Around 500 city locals flocked to Eveleigh in the last weekend of September, as CarriageWorks launched its Kitchen Garden Project.

The project is a series of free community activities and workshops, based around the notion of creative sustainability and gardening for urban spaces.

Jamie Dawson, executive producer of CarriageWorks, said the project will focus on providing a platform for community networking for garden enthusiasts.

“For those of us who have home gardens you’re often begging the neighbours to take your cucumbers and so forth,” he said. “So what we’re realising is that there’s bunches of people out there who are able to do this, but there are no central places for them to come to be able to discover who else has got too many potatoes to swap for too many lettuces.”

Mr Dawson hoped the project helped raise awareness about the benefits of gardening. “Food has a massive environmental and health concern to this country and what we’re trying to do is raise awareness about that. [We want to] provide the impetus and the spark for people to take that knowledge and go out and help themselves and help others,” he said.

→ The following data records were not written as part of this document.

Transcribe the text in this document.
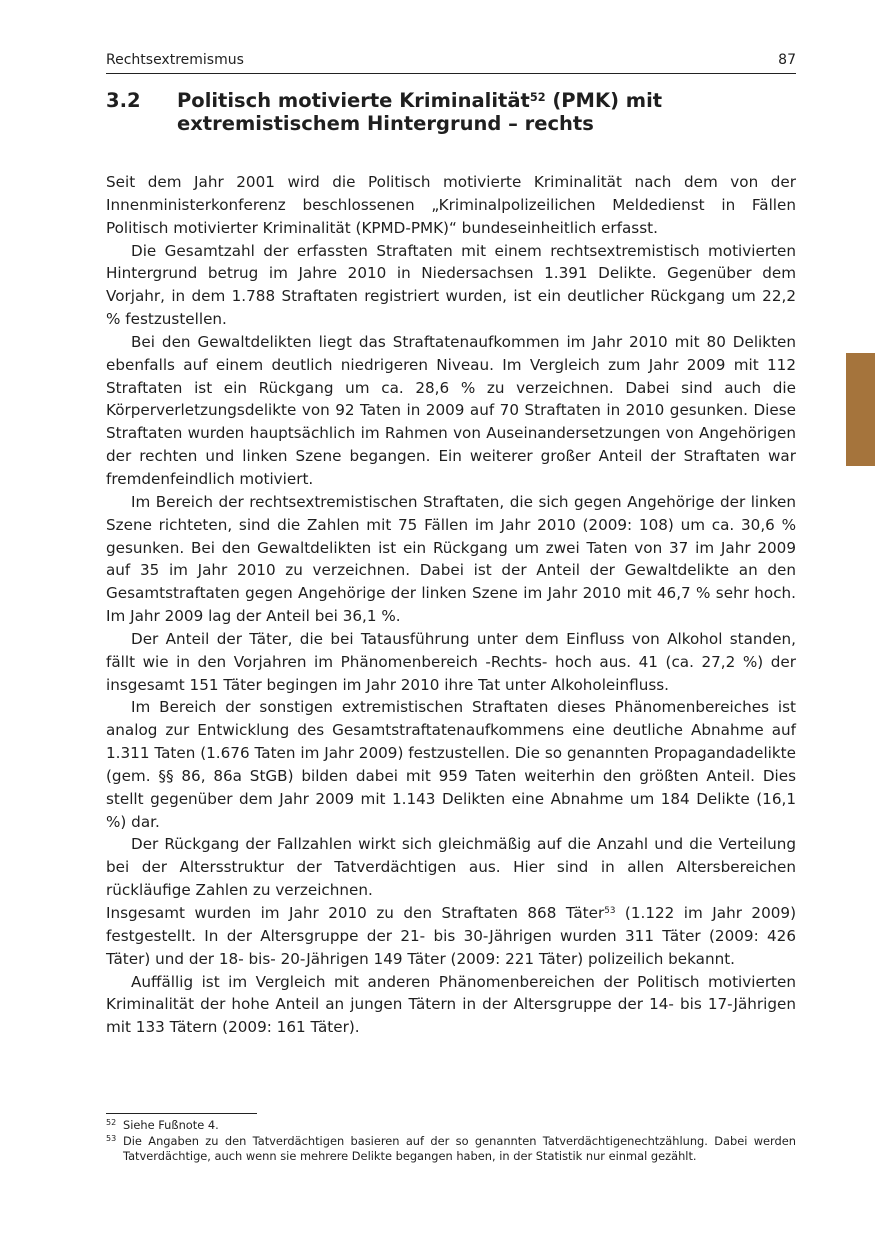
Rechtsextremismus	87
3.2 Politisch motivierte Kriminalität$^{52}$ (PMK) mit
extremistischem Hintergrund – rechts

Seit dem Jahr 2001 wird die Politisch motivierte Kriminalität nach dem von der Innenministerkonferenz beschlossenen „Kriminalpolizeilichen Meldedienst in Fällen Politisch motivierter Kriminalität (KPMD-PMK)“ bundeseinheitlich erfasst.

Die Gesamtzahl der erfassten Straftaten mit einem rechtsextremistisch motivierten Hintergrund betrug im Jahre 2010 in Niedersachsen 1.391 Delikte. Gegenüber dem Vorjahr, in dem 1.788 Straftaten registriert wurden, ist ein deutlicher Rückgang um 22,2 % festzustellen.

Bei den Gewaltdelikten liegt das Straftatenaufkommen im Jahr 2010 mit 80 Delikten ebenfalls auf einem deutlich niedrigeren Niveau. Im Vergleich zum Jahr 2009 mit 112 Straftaten ist ein Rückgang um ca. 28,6 % zu verzeichnen. Dabei sind auch die Körperverletzungsdelikte von 92 Taten in 2009 auf 70 Straftaten in 2010 gesunken. Diese Straftaten wurden hauptsächlich im Rahmen von Auseinandersetzungen von Angehörigen der rechten und linken Szene begangen. Ein weiterer großer Anteil der Straftaten war fremdenfeindlich motiviert.

Im Bereich der rechtsextremistischen Straftaten, die sich gegen Angehörige der linken Szene richteten, sind die Zahlen mit 75 Fällen im Jahr 2010 (2009: 108) um ca. 30,6 % gesunken. Bei den Gewaltdelikten ist ein Rückgang um zwei Taten von 37 im Jahr 2009 auf 35 im Jahr 2010 zu verzeichnen. Dabei ist der Anteil der Gewaltdelikte an den Gesamtstraftaten gegen Angehörige der linken Szene im Jahr 2010 mit 46,7 % sehr hoch. Im Jahr 2009 lag der Anteil bei 36,1 %.

Der Anteil der Täter, die bei Tatausführung unter dem Einfluss von Alkohol standen, fällt wie in den Vorjahren im Phänomenbereich -Rechts- hoch aus. 41 (ca. 27,2 %) der insgesamt 151 Täter begingen im Jahr 2010 ihre Tat unter Alkoholeinfluss.

Im Bereich der sonstigen extremistischen Straftaten dieses Phänomenbereiches ist analog zur Entwicklung des Gesamtstraftatenaufkommens eine deutliche Abnahme auf 1.311 Taten (1.676 Taten im Jahr 2009) festzustellen. Die so genannten Propagandadelikte (gem. §§ 86, 86a StGB) bilden dabei mit 959 Taten weiterhin den größten Anteil. Dies stellt gegenüber dem Jahr 2009 mit 1.143 Delikten eine Abnahme um 184 Delikte (16,1 %) dar.

Der Rückgang der Fallzahlen wirkt sich gleichmäßig auf die Anzahl und die Verteilung bei der Altersstruktur der Tatverdächtigen aus. Hier sind in allen Altersbereichen rückläufige Zahlen zu verzeichnen.

Insgesamt wurden im Jahr 2010 zu den Straftaten 868 Täter$^{53}$ (1.122 im Jahr 2009) festgestellt. In der Altersgruppe der 21- bis 30-Jährigen wurden 311 Täter (2009: 426 Täter) und der 18- bis- 20-Jährigen 149 Täter (2009: 221 Täter) polizeilich bekannt.

Auffällig ist im Vergleich mit anderen Phänomenbereichen der Politisch motivierten Kriminalität der hohe Anteil an jungen Tätern in der Altersgruppe der 14- bis 17-Jährigen mit 133 Tätern (2009: 161 Täter).

52 Siehe Fußnote 4.

53 Die Angaben zu den Tatverdächtigen basieren auf der so genannten Tatverdächtigenechtzählung. Dabei werden Tatverdächtige, auch wenn sie mehrere Delikte begangen haben, in der Statistik nur einmal gezählt.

“We thought…what we can do as an arts centre in a creative context is bring people together and get them thinking a little bit differently about food – teaching people how to grow food, pretty much from the starting point, right through to harvest.”

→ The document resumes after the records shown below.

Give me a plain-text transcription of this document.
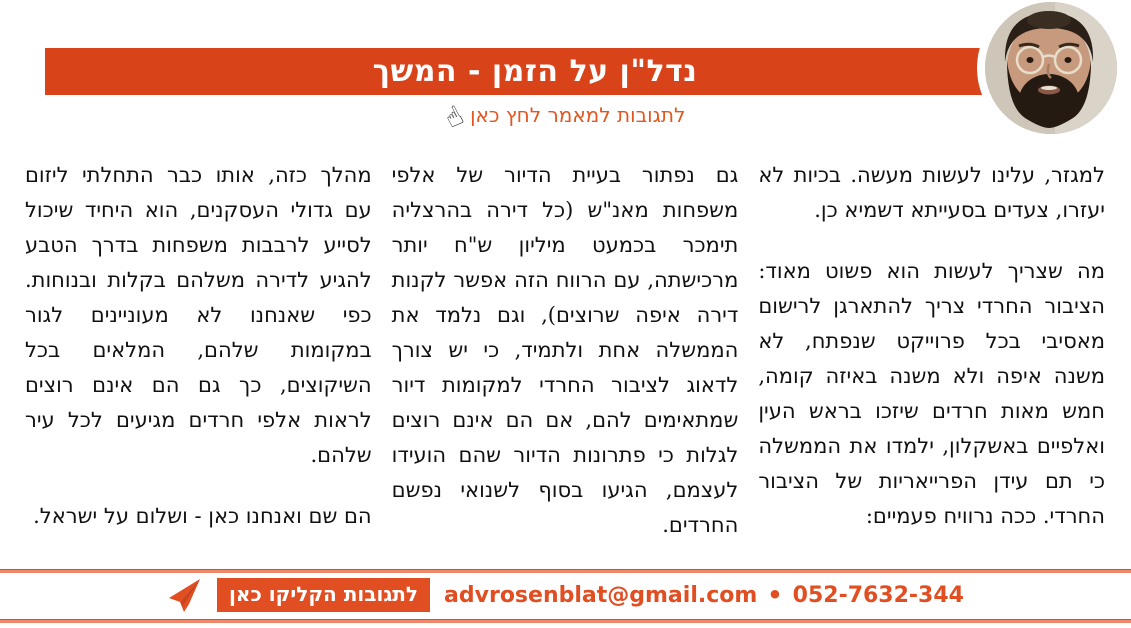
נדל"ן על הזמן - המשך
לתגובות למאמר לחץ כאן
☝

למגזר, עלינו לעשות מעשה. בכיות לא יעזרו, צעדים בסעייתא דשמיא כן.

מה שצריך לעשות הוא פשוט מאוד: הציבור החרדי צריך להתארגן לרישום מאסיבי בכל פרוייקט שנפתח, לא משנה איפה ולא משנה באיזה קומה, חמש מאות חרדים שיזכו בראש העין ואלפיים באשקלון, ילמדו את הממשלה כי תם עידן הפרייאריות של הציבור החרדי. ככה נרוויח פעמיים:

גם נפתור בעיית הדיור של אלפי משפחות מאנ"ש (כל דירה בהרצליה תימכר בכמעט מיליון ש"ח יותר מרכישתה, עם הרווח הזה אפשר לקנות דירה איפה שרוצים), וגם נלמד את הממשלה אחת ולתמיד, כי יש צורך לדאוג לציבור החרדי למקומות דיור שמתאימים להם, אם הם אינם רוצים לגלות כי פתרונות הדיור שהם הועידו לעצמם, הגיעו בסוף לשנואי נפשם החרדים.

מהלך כזה, אותו כבר התחלתי ליזום עם גדולי העסקנים, הוא היחיד שיכול לסייע לרבבות משפחות בדרך הטבע להגיע לדירה משלהם בקלות ובנוחות. כפי שאנחנו לא מעוניינים לגור במקומות שלהם, המלאים בכל השיקוצים, כך גם הם אינם רוצים לראות אלפי חרדים מגיעים לכל עיר שלהם.

הם שם ואנחנו כאן - ושלום על ישראל.

לתגובות הקליקו כאן	advrosenblat@gmail.com • 052-7632-344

CarriageWorks opened in 2007 and was billed as the new home for contemporary arts and culture in Sydney. It sits on the old Eveleigh Rail Yards at Wilson Street, and was developed by the State Government through Arts NSW.

The Kitchen Garden Project encourages participants to share their newfound knowledge with the wider community. “I’ve maintained from the start that it can’t be a passive program, it’s got to be active, where you come along, you learn how to garden and you take on the knowledge and share it with the rest of the world and just work in your own kitchen,” Mr Dawson said.

“It really is an active program in the sense that the participants get to do all of this for free, but we require of them to go out and actually be able to talk to their neighbours, friends and the community on what they’re learning here.”

According to Mr Dawson, active participation from the community was key to the long-term success of the initiative. “This is the start, and we’re very unapologetically saying that this is a pilot model and that we’re testing things and that we’ve got a great idea. We just need to refine it, and we need those initial people to come on board and take ownership of that, to help us refine it.”

Meanwhile, last weekend was also the opening of another major CarriageWorks event – the Sydney Children’s Festival. “The Festival is really about hands-on participation across every age of art form, through from gardening and dance [to] performance,” Mr Dawson said.

The Festival runs through the October school holidays and sees the site transformed into an artistic playground for kids aged 5 to 12 years old.